Blood transfusions. By increasing the number of circulating red blood cells, transfusions prevent or treat certain complications of sickle cell disease. In children, they help prevent stroke recurrence and enlargement of the spleen.
It is possible to repeat the transfusions, it is then necessary to be treated to reduce the blood iron level.
surgery
Various surgeries can be performed as problems arise. For example, we can:
– Treat certain types of organic lesions.
– Remove gallstones.
– Install a hip prosthesis in the event of hip necrosis.
– Prevent eye complications.
– Do skin grafts to treat leg ulcers if they do not heal, etc.
As for a bone marrow transplant, it is sometimes used in some children in case of very severe symptoms. Such an intervention can cure the disease, but it presents many risks without taking into account the need to find a suitable donor from the same parents.
NB Several new treatments are under study. This is the case in particular with gene therapy, which would make it possible to render inactive or correct the faulty gene.
In prevention of complications
Incentive spirometer.

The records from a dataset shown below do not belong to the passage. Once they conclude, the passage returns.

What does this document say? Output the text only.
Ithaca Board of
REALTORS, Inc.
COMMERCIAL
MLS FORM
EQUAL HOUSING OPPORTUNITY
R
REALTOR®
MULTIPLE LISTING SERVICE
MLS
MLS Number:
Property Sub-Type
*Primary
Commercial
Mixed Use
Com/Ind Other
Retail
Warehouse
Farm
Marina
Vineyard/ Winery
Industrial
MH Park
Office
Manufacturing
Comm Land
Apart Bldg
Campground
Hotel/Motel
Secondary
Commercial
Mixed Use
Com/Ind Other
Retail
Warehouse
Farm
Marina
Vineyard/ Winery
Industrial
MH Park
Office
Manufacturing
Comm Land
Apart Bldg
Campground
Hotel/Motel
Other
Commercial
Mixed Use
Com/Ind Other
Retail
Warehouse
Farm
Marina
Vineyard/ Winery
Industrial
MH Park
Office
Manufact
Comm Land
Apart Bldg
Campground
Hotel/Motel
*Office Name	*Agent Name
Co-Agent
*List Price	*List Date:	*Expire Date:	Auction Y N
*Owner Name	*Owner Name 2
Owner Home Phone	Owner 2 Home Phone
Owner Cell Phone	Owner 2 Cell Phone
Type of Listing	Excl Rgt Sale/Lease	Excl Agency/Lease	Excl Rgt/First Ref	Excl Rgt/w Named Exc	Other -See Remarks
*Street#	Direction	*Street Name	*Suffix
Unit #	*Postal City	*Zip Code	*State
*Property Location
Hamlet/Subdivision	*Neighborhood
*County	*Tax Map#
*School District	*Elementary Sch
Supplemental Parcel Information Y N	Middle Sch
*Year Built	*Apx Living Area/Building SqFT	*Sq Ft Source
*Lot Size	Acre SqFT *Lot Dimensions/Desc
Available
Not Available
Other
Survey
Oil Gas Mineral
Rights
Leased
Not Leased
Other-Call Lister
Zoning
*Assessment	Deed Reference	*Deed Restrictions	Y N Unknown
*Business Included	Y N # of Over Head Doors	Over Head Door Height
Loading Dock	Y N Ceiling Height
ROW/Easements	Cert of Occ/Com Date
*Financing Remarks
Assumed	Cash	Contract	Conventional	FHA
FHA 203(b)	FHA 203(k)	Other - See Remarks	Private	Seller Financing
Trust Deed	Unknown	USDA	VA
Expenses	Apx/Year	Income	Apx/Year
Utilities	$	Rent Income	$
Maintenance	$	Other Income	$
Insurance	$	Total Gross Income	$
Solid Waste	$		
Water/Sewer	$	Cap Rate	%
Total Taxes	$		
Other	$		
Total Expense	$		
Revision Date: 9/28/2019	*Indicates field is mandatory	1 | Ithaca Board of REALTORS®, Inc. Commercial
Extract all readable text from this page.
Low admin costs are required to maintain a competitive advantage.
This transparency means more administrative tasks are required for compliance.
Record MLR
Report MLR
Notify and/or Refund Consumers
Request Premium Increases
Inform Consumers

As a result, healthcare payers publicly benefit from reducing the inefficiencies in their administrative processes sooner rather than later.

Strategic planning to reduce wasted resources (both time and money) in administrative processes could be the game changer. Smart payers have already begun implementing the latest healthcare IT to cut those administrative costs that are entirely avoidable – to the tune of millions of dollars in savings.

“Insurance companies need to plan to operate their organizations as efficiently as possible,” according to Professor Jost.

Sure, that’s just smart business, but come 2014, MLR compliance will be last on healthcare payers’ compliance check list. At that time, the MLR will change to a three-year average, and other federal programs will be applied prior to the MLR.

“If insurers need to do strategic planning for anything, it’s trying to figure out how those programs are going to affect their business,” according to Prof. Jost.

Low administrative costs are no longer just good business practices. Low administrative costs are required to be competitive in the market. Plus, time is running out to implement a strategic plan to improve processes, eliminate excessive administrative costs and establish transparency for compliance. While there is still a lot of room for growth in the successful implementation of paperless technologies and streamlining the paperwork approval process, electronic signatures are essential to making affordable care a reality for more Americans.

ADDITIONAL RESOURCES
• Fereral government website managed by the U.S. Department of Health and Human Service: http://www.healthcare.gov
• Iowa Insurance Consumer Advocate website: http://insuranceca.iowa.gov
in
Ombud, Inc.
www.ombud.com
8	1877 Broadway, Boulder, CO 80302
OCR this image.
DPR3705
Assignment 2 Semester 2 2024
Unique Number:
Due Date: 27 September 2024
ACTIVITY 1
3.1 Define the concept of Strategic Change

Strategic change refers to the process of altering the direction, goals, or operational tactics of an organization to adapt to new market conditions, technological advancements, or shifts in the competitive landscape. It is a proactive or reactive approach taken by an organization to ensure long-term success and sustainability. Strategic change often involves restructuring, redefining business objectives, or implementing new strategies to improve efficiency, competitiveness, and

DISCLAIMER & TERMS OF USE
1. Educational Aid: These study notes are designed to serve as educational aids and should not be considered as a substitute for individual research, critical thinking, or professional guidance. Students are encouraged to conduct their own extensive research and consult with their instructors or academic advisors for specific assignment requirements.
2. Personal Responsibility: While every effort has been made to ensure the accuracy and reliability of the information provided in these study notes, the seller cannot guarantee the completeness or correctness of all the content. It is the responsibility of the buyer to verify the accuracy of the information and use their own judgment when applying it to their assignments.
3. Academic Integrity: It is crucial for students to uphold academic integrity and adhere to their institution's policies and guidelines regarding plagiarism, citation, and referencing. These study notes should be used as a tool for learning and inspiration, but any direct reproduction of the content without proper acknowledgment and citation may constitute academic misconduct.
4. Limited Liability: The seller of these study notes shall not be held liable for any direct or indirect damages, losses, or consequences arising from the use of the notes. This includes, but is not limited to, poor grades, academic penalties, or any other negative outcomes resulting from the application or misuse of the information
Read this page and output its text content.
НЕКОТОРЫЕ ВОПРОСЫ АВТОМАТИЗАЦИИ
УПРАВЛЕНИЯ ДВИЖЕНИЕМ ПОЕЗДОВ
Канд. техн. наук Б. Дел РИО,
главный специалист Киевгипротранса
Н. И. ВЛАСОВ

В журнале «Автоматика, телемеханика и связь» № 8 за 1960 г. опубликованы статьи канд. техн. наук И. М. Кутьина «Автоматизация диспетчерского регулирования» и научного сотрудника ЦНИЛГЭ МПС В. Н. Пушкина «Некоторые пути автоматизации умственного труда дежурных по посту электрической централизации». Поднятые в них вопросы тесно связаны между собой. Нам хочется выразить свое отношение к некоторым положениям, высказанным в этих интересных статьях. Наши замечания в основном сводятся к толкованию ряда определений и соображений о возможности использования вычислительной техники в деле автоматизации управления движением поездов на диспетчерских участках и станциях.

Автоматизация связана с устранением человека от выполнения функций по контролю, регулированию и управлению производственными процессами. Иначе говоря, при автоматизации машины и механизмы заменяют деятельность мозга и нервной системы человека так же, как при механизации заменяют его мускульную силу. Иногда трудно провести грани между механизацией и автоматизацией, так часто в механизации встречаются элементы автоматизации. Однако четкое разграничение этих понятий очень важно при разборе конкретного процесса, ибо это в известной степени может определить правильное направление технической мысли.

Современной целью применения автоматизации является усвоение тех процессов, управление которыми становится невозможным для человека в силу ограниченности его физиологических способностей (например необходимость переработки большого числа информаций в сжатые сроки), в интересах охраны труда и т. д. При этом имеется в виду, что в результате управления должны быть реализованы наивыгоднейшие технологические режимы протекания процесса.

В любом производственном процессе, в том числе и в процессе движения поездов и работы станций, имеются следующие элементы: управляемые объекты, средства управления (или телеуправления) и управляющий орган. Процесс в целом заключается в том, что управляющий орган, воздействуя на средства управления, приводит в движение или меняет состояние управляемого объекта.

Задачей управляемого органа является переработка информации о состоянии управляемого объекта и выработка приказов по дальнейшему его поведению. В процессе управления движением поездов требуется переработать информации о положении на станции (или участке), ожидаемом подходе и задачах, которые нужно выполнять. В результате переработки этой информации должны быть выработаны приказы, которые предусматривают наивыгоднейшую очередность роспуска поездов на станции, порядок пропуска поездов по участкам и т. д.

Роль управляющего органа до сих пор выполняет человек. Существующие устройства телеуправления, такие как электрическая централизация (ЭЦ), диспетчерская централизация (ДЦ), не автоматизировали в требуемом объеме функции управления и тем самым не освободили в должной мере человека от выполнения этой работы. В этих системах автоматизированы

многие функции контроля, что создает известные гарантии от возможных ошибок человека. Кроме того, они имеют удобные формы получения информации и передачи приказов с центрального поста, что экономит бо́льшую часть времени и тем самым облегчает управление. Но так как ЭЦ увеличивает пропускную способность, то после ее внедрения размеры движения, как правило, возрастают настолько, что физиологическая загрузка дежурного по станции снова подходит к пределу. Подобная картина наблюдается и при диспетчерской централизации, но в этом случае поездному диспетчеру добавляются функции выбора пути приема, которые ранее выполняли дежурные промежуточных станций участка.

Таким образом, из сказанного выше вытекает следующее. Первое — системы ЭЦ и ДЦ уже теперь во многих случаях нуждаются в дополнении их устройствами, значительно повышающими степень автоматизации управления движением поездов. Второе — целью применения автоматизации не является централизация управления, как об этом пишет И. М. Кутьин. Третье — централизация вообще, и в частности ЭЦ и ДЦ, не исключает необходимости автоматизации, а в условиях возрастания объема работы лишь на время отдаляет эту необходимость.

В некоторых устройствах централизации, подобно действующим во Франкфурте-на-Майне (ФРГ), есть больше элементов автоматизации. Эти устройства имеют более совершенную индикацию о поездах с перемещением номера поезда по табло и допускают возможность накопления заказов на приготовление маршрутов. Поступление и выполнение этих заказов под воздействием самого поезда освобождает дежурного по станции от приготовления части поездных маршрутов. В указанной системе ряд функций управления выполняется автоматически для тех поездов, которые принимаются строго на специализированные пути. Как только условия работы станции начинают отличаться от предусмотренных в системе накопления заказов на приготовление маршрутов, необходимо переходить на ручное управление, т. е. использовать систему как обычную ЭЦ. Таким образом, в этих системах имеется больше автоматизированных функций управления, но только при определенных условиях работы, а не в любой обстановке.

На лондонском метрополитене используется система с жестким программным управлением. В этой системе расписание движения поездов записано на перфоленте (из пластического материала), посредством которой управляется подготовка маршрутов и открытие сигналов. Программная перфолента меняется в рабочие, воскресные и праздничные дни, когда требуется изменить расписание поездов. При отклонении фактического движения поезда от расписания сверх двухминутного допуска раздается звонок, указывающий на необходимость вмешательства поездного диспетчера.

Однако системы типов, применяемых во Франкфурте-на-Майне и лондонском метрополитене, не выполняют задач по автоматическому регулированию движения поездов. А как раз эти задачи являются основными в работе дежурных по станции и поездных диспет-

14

To avoid pulmonary complications, those with severe back or chest pain may want to use an inducing spirometer, a device that helps them breathe more deeply.
antibiotics. Because of the serious risks associated with pneumococcal infections in affected children, they are prescribed penicillin from birth until the age of six. This practice has greatly reduced mortality in this age group. Antibiotics will also be used to prevent infections in adults.
vaccination. Sickle cell patients – children or adults – must protect themselves mainly against pneumonia, influenza and hepatitis. Routine vaccination is recommended from birth until the age of six.
In case of acute crisis
Pain relievers. They are used to combat pain in the event of an acute attack. Depending on the case, the patient may be satisfied with over-the-counter pain relievers or be prescribed more powerful ones.
Oxygen therapy. In the event of an acute attack or respiratory problems, the use of an oxygen mask makes it easier to breathe.
Rehydration. In the event of painful attacks, intravenous infusions may also be used.